One of the best ways to stay abreast of changes specific to your cards or situation is to closely monitor information sent from your issuer. New regulations require much greater disclosure on all changes, so any update will be sent to your attention. Be alert for all mailings and read them carefully before throwing away or destroying.

2. Maintain prompt payment status with your credit card company.
Despite all these changes, the simplest way to avoid fees is to pay your credit card bills on time. By missing or being late on a payment you will incur fees, potentially increase your interest rate, and lower your overall credit score.

3. Pay down high balances to improve credit card utilization.
This will show that you can responsibly manage your credit limit, minimizing the chance of higher tiers of interest rates or reductions in credit limit. Additionally, better credit utilization will help boost your credit score.

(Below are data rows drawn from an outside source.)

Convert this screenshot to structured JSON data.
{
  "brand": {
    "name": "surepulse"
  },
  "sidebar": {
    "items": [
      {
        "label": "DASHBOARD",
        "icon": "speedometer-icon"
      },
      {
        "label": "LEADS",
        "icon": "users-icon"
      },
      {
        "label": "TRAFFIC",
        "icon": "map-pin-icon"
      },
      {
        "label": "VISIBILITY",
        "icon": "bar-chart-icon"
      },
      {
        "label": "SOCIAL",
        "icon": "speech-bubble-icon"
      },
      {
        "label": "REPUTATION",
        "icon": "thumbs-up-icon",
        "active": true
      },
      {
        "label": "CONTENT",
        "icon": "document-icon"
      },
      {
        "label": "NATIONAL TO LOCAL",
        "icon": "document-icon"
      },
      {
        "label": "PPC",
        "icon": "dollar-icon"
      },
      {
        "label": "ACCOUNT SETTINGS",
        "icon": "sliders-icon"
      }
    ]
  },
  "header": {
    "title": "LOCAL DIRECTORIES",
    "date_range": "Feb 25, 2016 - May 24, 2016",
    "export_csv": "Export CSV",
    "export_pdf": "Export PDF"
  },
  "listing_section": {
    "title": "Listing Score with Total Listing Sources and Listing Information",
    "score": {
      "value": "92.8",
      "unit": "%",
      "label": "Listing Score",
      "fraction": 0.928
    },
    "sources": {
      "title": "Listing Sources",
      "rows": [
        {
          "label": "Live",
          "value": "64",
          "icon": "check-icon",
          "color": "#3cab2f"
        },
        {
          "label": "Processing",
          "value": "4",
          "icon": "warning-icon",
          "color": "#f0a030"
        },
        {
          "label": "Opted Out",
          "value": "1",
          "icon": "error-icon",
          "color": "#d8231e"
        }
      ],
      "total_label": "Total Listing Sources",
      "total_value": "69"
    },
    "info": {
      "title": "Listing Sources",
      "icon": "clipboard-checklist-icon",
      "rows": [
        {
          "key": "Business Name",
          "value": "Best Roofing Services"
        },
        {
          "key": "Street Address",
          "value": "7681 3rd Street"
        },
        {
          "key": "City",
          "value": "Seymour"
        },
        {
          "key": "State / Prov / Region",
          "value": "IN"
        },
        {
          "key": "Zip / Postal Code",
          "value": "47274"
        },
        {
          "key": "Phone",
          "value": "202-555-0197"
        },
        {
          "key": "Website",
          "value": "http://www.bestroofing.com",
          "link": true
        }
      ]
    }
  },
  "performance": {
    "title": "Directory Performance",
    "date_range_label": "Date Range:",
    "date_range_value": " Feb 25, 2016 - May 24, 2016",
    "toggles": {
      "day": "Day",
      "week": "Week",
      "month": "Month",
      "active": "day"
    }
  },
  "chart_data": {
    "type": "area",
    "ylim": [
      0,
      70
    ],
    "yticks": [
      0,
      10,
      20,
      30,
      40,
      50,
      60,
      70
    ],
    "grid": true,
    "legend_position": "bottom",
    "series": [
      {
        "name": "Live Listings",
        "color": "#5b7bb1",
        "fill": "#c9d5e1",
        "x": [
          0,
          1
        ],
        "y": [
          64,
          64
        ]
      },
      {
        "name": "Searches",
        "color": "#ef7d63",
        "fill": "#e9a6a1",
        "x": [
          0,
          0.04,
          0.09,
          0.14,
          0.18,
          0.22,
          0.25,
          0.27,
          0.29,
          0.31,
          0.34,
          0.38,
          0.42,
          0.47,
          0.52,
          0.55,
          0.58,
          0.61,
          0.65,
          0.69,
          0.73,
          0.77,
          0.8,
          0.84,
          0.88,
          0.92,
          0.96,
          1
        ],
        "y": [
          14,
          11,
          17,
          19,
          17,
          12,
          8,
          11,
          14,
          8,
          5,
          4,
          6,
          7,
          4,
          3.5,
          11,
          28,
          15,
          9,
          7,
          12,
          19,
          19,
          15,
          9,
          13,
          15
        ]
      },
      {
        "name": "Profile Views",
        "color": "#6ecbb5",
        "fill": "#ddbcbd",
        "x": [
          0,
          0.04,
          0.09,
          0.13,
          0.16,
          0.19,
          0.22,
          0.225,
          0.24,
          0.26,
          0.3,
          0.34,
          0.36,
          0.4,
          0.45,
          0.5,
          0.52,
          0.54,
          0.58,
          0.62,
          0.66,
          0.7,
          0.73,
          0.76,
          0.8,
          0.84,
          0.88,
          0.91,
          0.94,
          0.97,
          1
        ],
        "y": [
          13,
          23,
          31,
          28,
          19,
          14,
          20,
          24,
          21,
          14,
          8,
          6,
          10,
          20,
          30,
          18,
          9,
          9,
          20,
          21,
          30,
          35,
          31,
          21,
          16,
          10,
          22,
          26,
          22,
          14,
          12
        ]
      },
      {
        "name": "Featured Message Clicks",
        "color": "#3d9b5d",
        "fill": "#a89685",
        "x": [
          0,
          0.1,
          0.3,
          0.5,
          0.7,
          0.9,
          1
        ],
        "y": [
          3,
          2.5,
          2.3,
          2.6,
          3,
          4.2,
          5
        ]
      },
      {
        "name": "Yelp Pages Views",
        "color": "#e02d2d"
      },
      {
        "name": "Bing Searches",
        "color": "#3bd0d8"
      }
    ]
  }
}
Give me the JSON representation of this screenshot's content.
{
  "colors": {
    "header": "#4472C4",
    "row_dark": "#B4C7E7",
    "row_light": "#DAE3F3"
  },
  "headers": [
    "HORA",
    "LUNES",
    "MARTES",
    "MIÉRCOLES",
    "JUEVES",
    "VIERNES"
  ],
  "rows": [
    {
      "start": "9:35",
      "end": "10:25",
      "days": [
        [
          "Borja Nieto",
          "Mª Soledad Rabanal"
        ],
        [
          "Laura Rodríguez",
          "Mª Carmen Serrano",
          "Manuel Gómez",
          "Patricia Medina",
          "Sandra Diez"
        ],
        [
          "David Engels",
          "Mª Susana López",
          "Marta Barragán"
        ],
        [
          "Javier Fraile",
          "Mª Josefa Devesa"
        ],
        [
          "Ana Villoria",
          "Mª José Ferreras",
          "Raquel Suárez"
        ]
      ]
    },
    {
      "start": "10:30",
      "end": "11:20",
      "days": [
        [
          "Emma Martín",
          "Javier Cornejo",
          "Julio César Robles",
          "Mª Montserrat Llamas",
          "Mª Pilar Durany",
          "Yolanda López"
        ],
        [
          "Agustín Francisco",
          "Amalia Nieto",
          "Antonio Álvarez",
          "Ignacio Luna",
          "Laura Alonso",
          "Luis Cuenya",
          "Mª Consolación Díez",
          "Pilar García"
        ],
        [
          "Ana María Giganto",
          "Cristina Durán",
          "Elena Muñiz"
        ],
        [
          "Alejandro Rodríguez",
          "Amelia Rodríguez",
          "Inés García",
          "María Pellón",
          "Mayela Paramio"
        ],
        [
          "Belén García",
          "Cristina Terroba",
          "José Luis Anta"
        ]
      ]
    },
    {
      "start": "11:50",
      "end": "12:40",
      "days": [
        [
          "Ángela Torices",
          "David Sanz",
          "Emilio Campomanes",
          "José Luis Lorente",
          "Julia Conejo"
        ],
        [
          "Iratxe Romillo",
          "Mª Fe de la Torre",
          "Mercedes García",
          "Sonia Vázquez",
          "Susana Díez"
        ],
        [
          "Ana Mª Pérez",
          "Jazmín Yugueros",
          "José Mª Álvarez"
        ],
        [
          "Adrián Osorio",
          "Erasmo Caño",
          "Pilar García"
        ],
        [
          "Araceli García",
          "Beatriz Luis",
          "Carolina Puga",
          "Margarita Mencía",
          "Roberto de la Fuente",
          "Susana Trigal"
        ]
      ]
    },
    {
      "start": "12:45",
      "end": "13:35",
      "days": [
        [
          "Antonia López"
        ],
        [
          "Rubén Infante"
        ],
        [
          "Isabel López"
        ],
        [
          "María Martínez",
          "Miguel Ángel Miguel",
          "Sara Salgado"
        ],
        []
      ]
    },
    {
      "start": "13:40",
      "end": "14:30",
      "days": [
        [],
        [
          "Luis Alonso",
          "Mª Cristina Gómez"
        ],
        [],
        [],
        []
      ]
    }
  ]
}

4. Maintain activity on your credit card accounts.
By using the revolving credit lines that you need or want to keep and promptly paying on them, you can help avoid cancellation of those credit card accounts. This will also help avoid faux inactivity fees and help boost your credit score, while having a long existing credit line closed could lower your score.

5. Avoid over-limit fees through responsible spending habits.
Credit card issuers have begun to charge fees for opt-in over-limit coverage. By remaining aware of credit limits and balances, consumers can avoid a need for this service and these fees altogether.

6. New regulations do not apply to corporate or small business cards.
This means some small business owners might consider using personal cards for business expenses because of fee and rate limitations. However, these owners should remain cautious because their personal credit scores could suffer in the event of missed payments or defaults. Conversely, be aware of companies that are increasing solicitations for corporate card members to avoid new regulations.

As a result of the reforms passed in May 2009, many credit card issuers have increased interest rates and lowered credit limits for millions of credit card customers. The accounts have been closed unilaterally. As a result, millions of consumers have less access to credit than they did a year ago.